In the field, testing devices such as spectrometers and chemical assay kits are increasingly used to check and identify counterfeits or substandard products. A drug’s fingerprint can be compared against standards for specific active ingredients, screening out bad products quickly and effectively. China is deploying a fleet of mobile forensic laboratories to examine medicines around the country.
Among the latest innovations are various seals that provide opening proof and act as a major tampering deterrent. A seal and protective wallet has been developed for Levitra that shows when the product is first opened. The coating used on the seal’s adhesive will even destroy the cardboard packaging material if any attempt is made to remove the seal.
But technology alone is not enough. Legislatively, the U.S. Counterfeit Enforcement Act, which has just been introduced, is set to increase penalties for the sale of counterfeit and contraband drugs. Such developments will tighten up legislation and supply chains to protect drugs. The act includes several important recommendations including authorizing FDA to dictate that pharmaceuticals incorporate anticounterfeiting technologies; requiring manufacturers to alert FDA when one of its products may have been counterfeited; increasing penalties; and enhancing the tracking of drugs through the supply chain.

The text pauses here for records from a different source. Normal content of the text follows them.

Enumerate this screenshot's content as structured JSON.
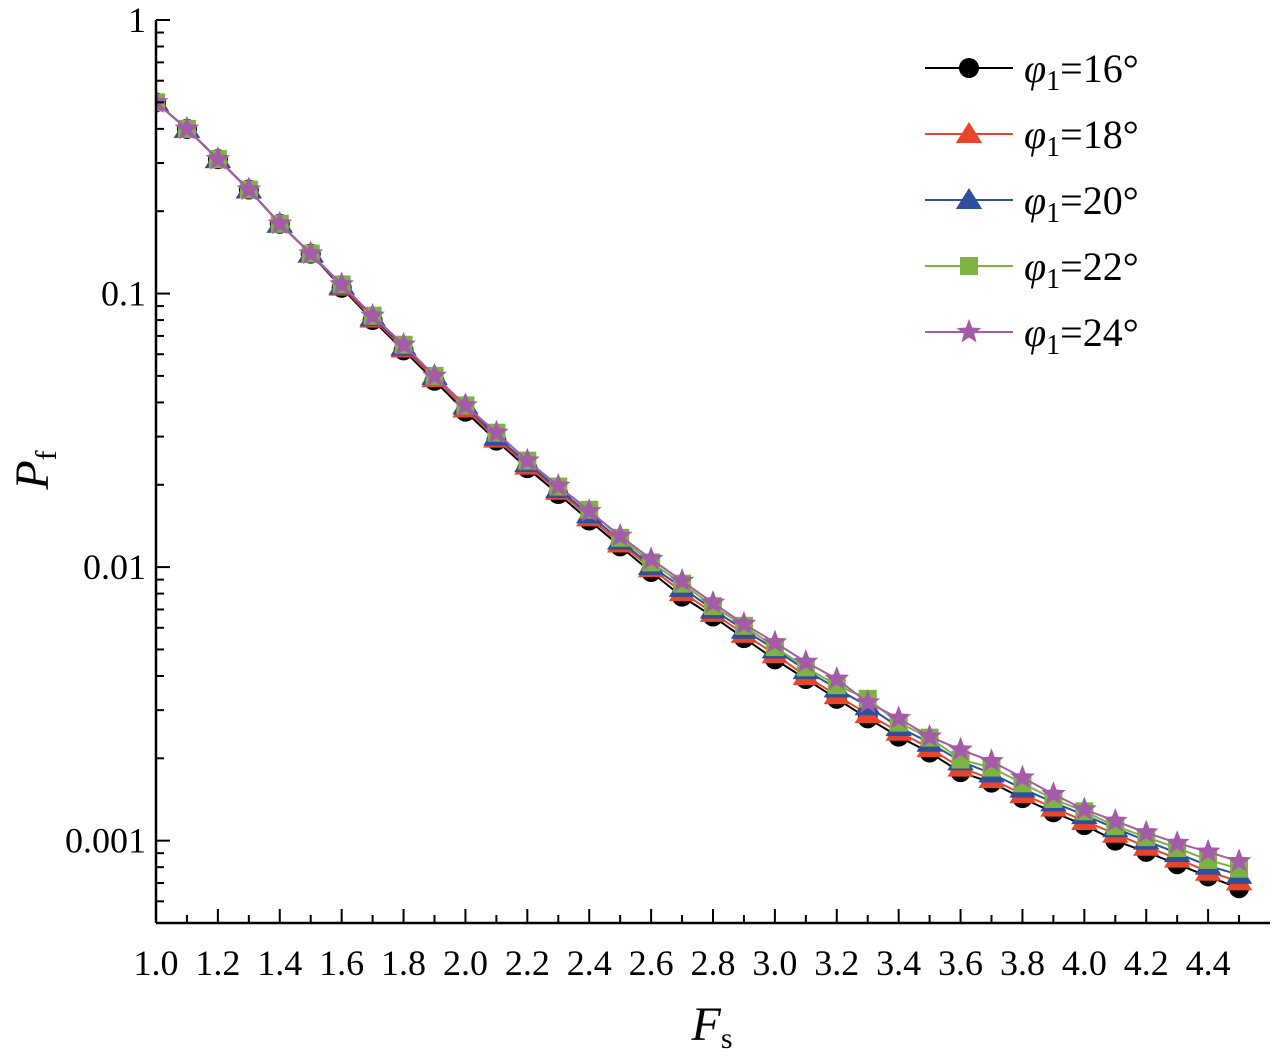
{
  "chart_data": {
    "type": "line",
    "title": "",
    "xlabel": {
      "main": "F",
      "sub": "s"
    },
    "ylabel": {
      "main": "P",
      "sub": "f"
    },
    "xlim": [
      1.0,
      4.6
    ],
    "ylim": [
      0.0005,
      1
    ],
    "yscale": "log",
    "xticks": [
      "1.0",
      "1.2",
      "1.4",
      "1.6",
      "1.8",
      "2.0",
      "2.2",
      "2.4",
      "2.6",
      "2.8",
      "3.0",
      "3.2",
      "3.4",
      "3.6",
      "3.8",
      "4.0",
      "4.2",
      "4.4"
    ],
    "yticks": [
      {
        "value": 1,
        "label": "1"
      },
      {
        "value": 0.1,
        "label": "0.1"
      },
      {
        "value": 0.01,
        "label": "0.01"
      },
      {
        "value": 0.001,
        "label": "0.001"
      }
    ],
    "x": [
      1.0,
      1.1,
      1.2,
      1.3,
      1.4,
      1.5,
      1.6,
      1.7,
      1.8,
      1.9,
      2.0,
      2.1,
      2.2,
      2.3,
      2.4,
      2.5,
      2.6,
      2.7,
      2.8,
      2.9,
      3.0,
      3.1,
      3.2,
      3.3,
      3.4,
      3.5,
      3.6,
      3.7,
      3.8,
      3.9,
      4.0,
      4.1,
      4.2,
      4.3,
      4.4,
      4.5
    ],
    "legend_position": "top-right",
    "grid": false,
    "series": [
      {
        "name": "=16°",
        "symbol": "φ",
        "subscript": "1",
        "color": "#000000",
        "marker": "circle",
        "values": [
          0.5,
          0.4,
          0.31,
          0.24,
          0.18,
          0.14,
          0.105,
          0.08,
          0.062,
          0.048,
          0.037,
          0.029,
          0.023,
          0.0185,
          0.0148,
          0.0119,
          0.0096,
          0.0078,
          0.0066,
          0.0055,
          0.0046,
          0.0039,
          0.0033,
          0.0028,
          0.0024,
          0.0021,
          0.00178,
          0.00163,
          0.00143,
          0.00127,
          0.00114,
          0.001,
          0.00091,
          0.00082,
          0.00074,
          0.00067
        ]
      },
      {
        "name": "=18°",
        "symbol": "φ",
        "subscript": "1",
        "color": "#e8452a",
        "marker": "triangle",
        "values": [
          0.5,
          0.4,
          0.31,
          0.24,
          0.18,
          0.14,
          0.106,
          0.081,
          0.063,
          0.049,
          0.038,
          0.0295,
          0.0235,
          0.019,
          0.0152,
          0.0122,
          0.0099,
          0.0081,
          0.0068,
          0.0057,
          0.0048,
          0.004,
          0.0034,
          0.0029,
          0.0025,
          0.00218,
          0.00185,
          0.00168,
          0.00148,
          0.00132,
          0.00118,
          0.00106,
          0.00095,
          0.00086,
          0.00077,
          0.00071
        ]
      },
      {
        "name": "=20°",
        "symbol": "φ",
        "subscript": "1",
        "color": "#2e4e9e",
        "marker": "triangle",
        "values": [
          0.5,
          0.4,
          0.31,
          0.24,
          0.18,
          0.14,
          0.107,
          0.082,
          0.064,
          0.05,
          0.039,
          0.03,
          0.024,
          0.0193,
          0.0156,
          0.0125,
          0.0101,
          0.0084,
          0.007,
          0.0059,
          0.005,
          0.0042,
          0.0036,
          0.0031,
          0.0026,
          0.00228,
          0.00195,
          0.00176,
          0.00155,
          0.00138,
          0.00124,
          0.00111,
          0.001,
          0.0009,
          0.00081,
          0.00075
        ]
      },
      {
        "name": "=22°",
        "symbol": "φ",
        "subscript": "1",
        "color": "#7cb342",
        "marker": "square",
        "values": [
          0.5,
          0.4,
          0.31,
          0.24,
          0.18,
          0.14,
          0.108,
          0.083,
          0.065,
          0.05,
          0.039,
          0.031,
          0.0245,
          0.0197,
          0.0162,
          0.0128,
          0.0104,
          0.0087,
          0.0072,
          0.0061,
          0.0051,
          0.0043,
          0.0037,
          0.0033,
          0.0027,
          0.00238,
          0.00198,
          0.00185,
          0.00162,
          0.00142,
          0.00128,
          0.00113,
          0.00103,
          0.00094,
          0.00085,
          0.00079
        ]
      },
      {
        "name": "=24°",
        "symbol": "φ",
        "subscript": "1",
        "color": "#a55ca8",
        "marker": "star",
        "values": [
          0.5,
          0.4,
          0.31,
          0.24,
          0.18,
          0.14,
          0.108,
          0.083,
          0.065,
          0.05,
          0.039,
          0.031,
          0.0245,
          0.0198,
          0.016,
          0.013,
          0.0107,
          0.0089,
          0.0074,
          0.0062,
          0.0053,
          0.0045,
          0.0039,
          0.0032,
          0.0028,
          0.0024,
          0.00215,
          0.00195,
          0.0017,
          0.00148,
          0.0013,
          0.00118,
          0.00107,
          0.00098,
          0.00091,
          0.00084
        ]
      }
    ]
  }
}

With FDA’s Draft Guidance on In-Dose Taggants, FDA has issued draft guidance on incorporating physical-chemical identifiers into solid-oral dosage form drug products for anticounterfeiting. The agency is simplifying the process of incorporating taggants in an attempt to strengthen supply chain security.

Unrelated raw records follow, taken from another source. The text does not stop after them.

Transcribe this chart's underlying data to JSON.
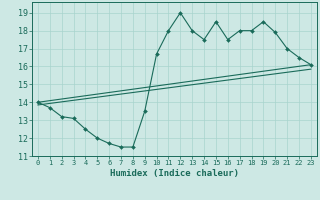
{
  "line1_x": [
    0,
    1,
    2,
    3,
    4,
    5,
    6,
    7,
    8,
    9,
    10,
    11,
    12,
    13,
    14,
    15,
    16,
    17,
    18,
    19,
    20,
    21,
    22,
    23
  ],
  "line1_y": [
    14.0,
    13.7,
    13.2,
    13.1,
    12.5,
    12.0,
    11.7,
    11.5,
    11.5,
    13.5,
    16.7,
    18.0,
    19.0,
    18.0,
    17.5,
    18.5,
    17.5,
    18.0,
    18.0,
    18.5,
    17.9,
    17.0,
    16.5,
    16.1
  ],
  "line2_x": [
    0,
    23
  ],
  "line2_y": [
    14.0,
    16.1
  ],
  "line3_x": [
    0,
    23
  ],
  "line3_y": [
    13.85,
    15.85
  ],
  "line_color": "#1a6b5a",
  "bg_color": "#cde8e4",
  "grid_color": "#a8d4ce",
  "xlabel": "Humidex (Indice chaleur)",
  "xlim": [
    -0.5,
    23.5
  ],
  "ylim": [
    11,
    19.6
  ],
  "yticks": [
    11,
    12,
    13,
    14,
    15,
    16,
    17,
    18,
    19
  ],
  "xticks": [
    0,
    1,
    2,
    3,
    4,
    5,
    6,
    7,
    8,
    9,
    10,
    11,
    12,
    13,
    14,
    15,
    16,
    17,
    18,
    19,
    20,
    21,
    22,
    23
  ],
  "xlabel_fontsize": 6.5,
  "xtick_fontsize": 5.0,
  "ytick_fontsize": 6.0
}
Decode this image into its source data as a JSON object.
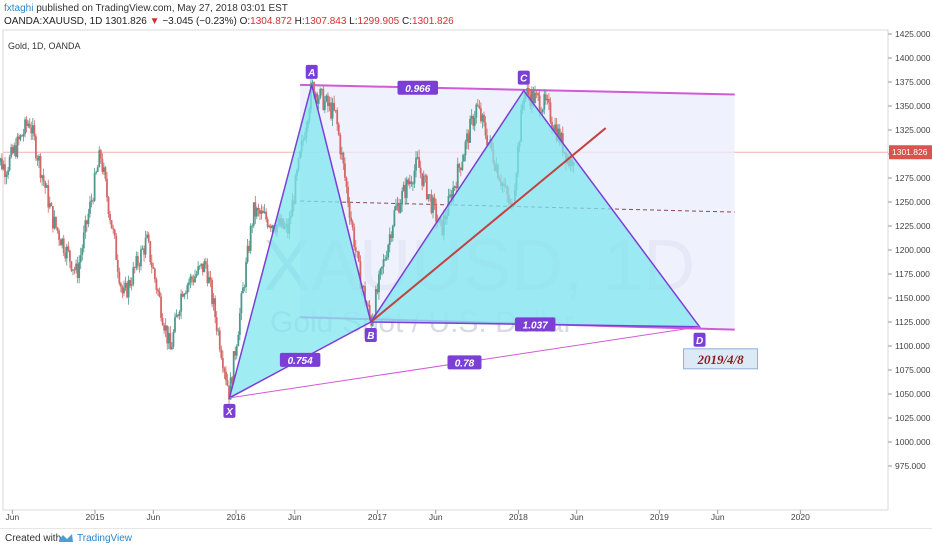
{
  "header": {
    "user": "fxtaghi",
    "published": "published on TradingView.com, May 27, 2018 03:01 EST",
    "symbol": "OANDA:XAUUSD, 1D",
    "price": "1301.826",
    "arrow": "▼",
    "change": "−3.045 (−0.23%)",
    "o_label": "O:",
    "o": "1304.872",
    "h_label": "H:",
    "h": "1307.843",
    "l_label": "L:",
    "l": "1299.905",
    "c_label": "C:",
    "c": "1301.826"
  },
  "footer": {
    "created_with": "Created with",
    "brand": "TradingView"
  },
  "colors": {
    "pattern_fill": "#7fe6ef",
    "pattern_edge": "#7b3fd6",
    "channel": "#d05bd6",
    "channel_fill": "#e9ecfb",
    "trendline": "#c44141",
    "price_line": "#f2b0b0",
    "up": "#4d9a8d",
    "down": "#d46767"
  },
  "chart_data": {
    "type": "candlestick",
    "title": "Gold, 1D, OANDA",
    "watermark": [
      "XAUUSD, 1D",
      "Gold Spot / U.S. Dollar"
    ],
    "ylim": [
      955,
      1430
    ],
    "y_ticks": [
      "1425.000",
      "1400.000",
      "1375.000",
      "1350.000",
      "1325.000",
      "1300.000",
      "1275.000",
      "1250.000",
      "1225.000",
      "1200.000",
      "1175.000",
      "1150.000",
      "1125.000",
      "1100.000",
      "1075.000",
      "1050.000",
      "1025.000",
      "1000.000",
      "975.000"
    ],
    "y_tick_values": [
      1425,
      1400,
      1375,
      1350,
      1325,
      1300,
      1275,
      1250,
      1225,
      1200,
      1175,
      1150,
      1125,
      1100,
      1075,
      1050,
      1025,
      1000,
      975
    ],
    "x_ticks": [
      "Jun",
      "2015",
      "Jun",
      "2016",
      "Jun",
      "2017",
      "Jun",
      "2018",
      "Jun",
      "2019",
      "Jun",
      "2020"
    ],
    "x_tick_dates": [
      "2014-06",
      "2015-01",
      "2015-06",
      "2016-01",
      "2016-06",
      "2017-01",
      "2017-06",
      "2018-01",
      "2018-06",
      "2019-01",
      "2019-06",
      "2020-01"
    ],
    "last_price": 1301.826,
    "last_price_label": "1301.826",
    "price_path": [
      [
        "2014-04",
        1300
      ],
      [
        "2014-05",
        1285
      ],
      [
        "2014-07",
        1335
      ],
      [
        "2014-09",
        1230
      ],
      [
        "2014-11",
        1175
      ],
      [
        "2015-01",
        1300
      ],
      [
        "2015-03",
        1150
      ],
      [
        "2015-05",
        1210
      ],
      [
        "2015-07",
        1095
      ],
      [
        "2015-08",
        1160
      ],
      [
        "2015-10",
        1185
      ],
      [
        "2015-12",
        1050
      ],
      [
        "2016-02",
        1240
      ],
      [
        "2016-05",
        1220
      ],
      [
        "2016-07",
        1370
      ],
      [
        "2016-09",
        1340
      ],
      [
        "2016-11",
        1175
      ],
      [
        "2016-12",
        1125
      ],
      [
        "2017-02",
        1240
      ],
      [
        "2017-04",
        1290
      ],
      [
        "2017-06",
        1220
      ],
      [
        "2017-09",
        1350
      ],
      [
        "2017-12",
        1240
      ],
      [
        "2018-01",
        1365
      ],
      [
        "2018-03",
        1350
      ],
      [
        "2018-05",
        1290
      ],
      [
        "2018-05-25",
        1302
      ]
    ],
    "harmonic_pattern": {
      "points": [
        {
          "label": "X",
          "date": "2015-12",
          "price": 1046
        },
        {
          "label": "A",
          "date": "2016-07",
          "price": 1372
        },
        {
          "label": "B",
          "date": "2016-12",
          "price": 1125
        },
        {
          "label": "C",
          "date": "2018-01",
          "price": 1366
        },
        {
          "label": "D",
          "date": "2019-04",
          "price": 1120
        }
      ],
      "ratios": [
        {
          "label": "0.754",
          "between": "X-B"
        },
        {
          "label": "0.966",
          "between": "A-C"
        },
        {
          "label": "1.037",
          "between": "B-D"
        },
        {
          "label": "0.78",
          "between": "X-D"
        }
      ],
      "target_label": "2019/4/8"
    },
    "channel": {
      "top": [
        [
          "2016-06",
          1372
        ],
        [
          "2019-07",
          1362
        ]
      ],
      "bottom": [
        [
          "2016-06",
          1130
        ],
        [
          "2019-07",
          1117
        ]
      ]
    },
    "trendline": [
      [
        "2016-12",
        1125
      ],
      [
        "2018-08",
        1327
      ]
    ]
  }
}
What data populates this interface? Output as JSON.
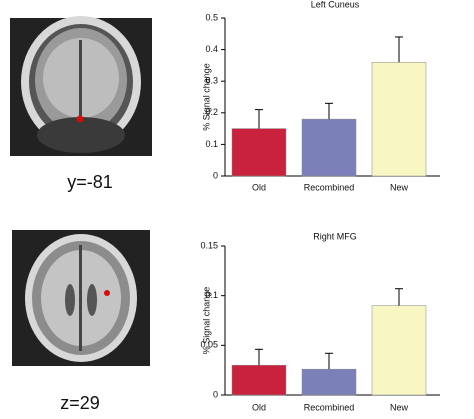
{
  "slices": [
    "y=-81",
    "z=29"
  ],
  "chart_data": [
    {
      "type": "bar",
      "title": "Left Cuneus",
      "y_label": "% Signal change",
      "categories": [
        "Old",
        "Recombined",
        "New"
      ],
      "values": [
        0.15,
        0.18,
        0.36
      ],
      "errors": [
        0.06,
        0.05,
        0.08
      ],
      "colors": [
        "#c9223f",
        "#7b80b8",
        "#f8f6c2"
      ],
      "ylim": [
        0,
        0.5
      ],
      "yticks": [
        0,
        0.1,
        0.2,
        0.3,
        0.4,
        0.5
      ]
    },
    {
      "type": "bar",
      "title": "Right MFG",
      "y_label": "% Signal change",
      "categories": [
        "Old",
        "Recombined",
        "New"
      ],
      "values": [
        0.03,
        0.026,
        0.09
      ],
      "errors": [
        0.016,
        0.016,
        0.017
      ],
      "colors": [
        "#c9223f",
        "#7b80b8",
        "#f8f6c2"
      ],
      "ylim": [
        0,
        0.15
      ],
      "yticks": [
        0,
        0.05,
        0.1,
        0.15
      ]
    }
  ]
}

Similarly, the proposed new EU Pharmaceutical Directive is to be welcomed along with other initiatives. The EU Directive is to make security seals and combined security features mandatory on every pharmaceutical pack sold in Europe. This is an important step in ensuring wholesalers and pharmacists are able to verify the authenticity of a product based on overt, covert or forensic means. On the negative side, it does not cover the Internet medicine market. More and more products will be purchased over the Internet and tighter regulation is needed.
Another key initiative from the EU is a new €210 million ‘Citizen Protection’ research fund, and to be covered under this fund is tackling counterfeit medicines and related criminal networks. This will be a collaborative research project involving at least three organizations in EU member states or accession countries.

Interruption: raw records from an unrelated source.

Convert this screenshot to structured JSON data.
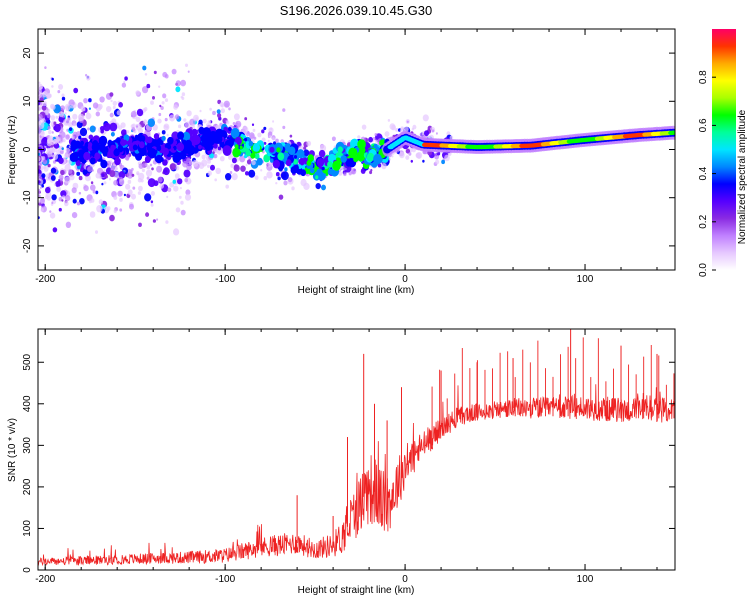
{
  "title": "S196.2026.039.10.45.G30",
  "chart_data": [
    {
      "type": "heatmap",
      "xlabel": "Height of straight line (km)",
      "ylabel": "Frequency (Hz)",
      "xlim": [
        -204,
        150
      ],
      "ylim": [
        -25,
        25
      ],
      "xticks": [
        -200,
        -100,
        0,
        100
      ],
      "yticks": [
        -20,
        -10,
        0,
        10,
        20
      ],
      "colorbar": {
        "label": "Normalized spectral amplitude",
        "ticks": [
          0.0,
          0.2,
          0.4,
          0.6,
          0.8
        ],
        "range": [
          0,
          1
        ],
        "colors": [
          "#ffffff",
          "#e6c8ff",
          "#c080ff",
          "#8a2be2",
          "#5500ff",
          "#0000ff",
          "#0088ff",
          "#00e5ff",
          "#00ff99",
          "#00ff00",
          "#aaff00",
          "#ffff00",
          "#ffaa00",
          "#ff3300",
          "#ff0066"
        ]
      },
      "ridge": [
        {
          "x": -190,
          "f": 0.0
        },
        {
          "x": -170,
          "f": -0.5
        },
        {
          "x": -150,
          "f": 0.5
        },
        {
          "x": -130,
          "f": 0.0
        },
        {
          "x": -115,
          "f": 2.0
        },
        {
          "x": -100,
          "f": 2.5
        },
        {
          "x": -85,
          "f": 1.0
        },
        {
          "x": -70,
          "f": -1.0
        },
        {
          "x": -55,
          "f": -3.0
        },
        {
          "x": -45,
          "f": -4.0
        },
        {
          "x": -35,
          "f": -2.0
        },
        {
          "x": -25,
          "f": 0.0
        },
        {
          "x": -20,
          "f": -1.5
        },
        {
          "x": -10,
          "f": 0.0
        },
        {
          "x": 0,
          "f": 2.5
        },
        {
          "x": 10,
          "f": 1.0
        },
        {
          "x": 40,
          "f": 0.5
        },
        {
          "x": 70,
          "f": 0.8
        },
        {
          "x": 100,
          "f": 2.0
        },
        {
          "x": 130,
          "f": 3.0
        },
        {
          "x": 150,
          "f": 3.5
        }
      ]
    },
    {
      "type": "line",
      "xlabel": "Height of straight line (km)",
      "ylabel": "SNR (10 * v/v)",
      "xlim": [
        -204,
        150
      ],
      "ylim": [
        0,
        580
      ],
      "xticks": [
        -200,
        -100,
        0,
        100
      ],
      "yticks": [
        0,
        100,
        200,
        300,
        400,
        500
      ],
      "line_color": "#ee2222",
      "series": [
        {
          "name": "SNR",
          "x": [
            -204,
            -180,
            -160,
            -140,
            -120,
            -100,
            -90,
            -80,
            -70,
            -60,
            -50,
            -40,
            -35,
            -30,
            -25,
            -20,
            -15,
            -10,
            -5,
            0,
            10,
            20,
            30,
            40,
            50,
            60,
            80,
            100,
            120,
            140,
            150
          ],
          "y": [
            20,
            22,
            25,
            28,
            30,
            35,
            45,
            55,
            60,
            65,
            50,
            60,
            80,
            120,
            160,
            200,
            180,
            150,
            200,
            250,
            300,
            340,
            370,
            380,
            385,
            390,
            390,
            390,
            385,
            385,
            385
          ],
          "noise": [
            15,
            18,
            20,
            22,
            25,
            30,
            35,
            40,
            45,
            45,
            40,
            50,
            70,
            100,
            120,
            150,
            140,
            120,
            110,
            90,
            60,
            45,
            40,
            35,
            35,
            40,
            45,
            50,
            50,
            50,
            50
          ],
          "peaks": [
            {
              "x": -60,
              "y": 180
            },
            {
              "x": -40,
              "y": 130
            },
            {
              "x": -32,
              "y": 320
            },
            {
              "x": -23,
              "y": 520
            },
            {
              "x": -17,
              "y": 400
            },
            {
              "x": -10,
              "y": 360
            },
            {
              "x": -2,
              "y": 440
            },
            {
              "x": 20,
              "y": 480
            },
            {
              "x": 40,
              "y": 500
            },
            {
              "x": 60,
              "y": 510
            },
            {
              "x": 92,
              "y": 580
            },
            {
              "x": 120,
              "y": 540
            },
            {
              "x": 140,
              "y": 520
            }
          ]
        }
      ]
    }
  ]
}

These developments illustrate the growing international and political momentum to tackle the problem. The WHO has put in place an International Medical Products Anti-Counterfeiting Taskforce (IMPACT) focusing on anticounterfeiting technology, harmonized legislation, tougher enforcement, and better regulation and public information. Tackled collectively, this can be hugely effective. Nigeria is a good role model. Nearly a decade ago, Nigerian health authorities indicated that more than 60% of drugs in the country were fake or adulterated. But a vigorous anticounterfeiting campaign, including stiffer penalties, has reduced this number to 10–16%.
To differentiate between acceptable and counterfeit products is no easy-task. However, an effective strategy that incorporates a mix of authentication technologies backed up by political will and ammunition can have a big impact. The end result is a significant improvement in product safety and security. ■
David Howard is chairman of the International Authentication Association, a global organization set up to lead the fight against counterfeits that represents many brand owners and suppliers of authentication technologies. Howard is also the Director of Product Protection for the Global Brand Integrity Group of Johnson & Johnson Medical Device and Diagnostics. Howard’s responsibilities include product and package protection through the use of process and technology advancements for the medical device and diagnostic divisions of Johnson & Johnson.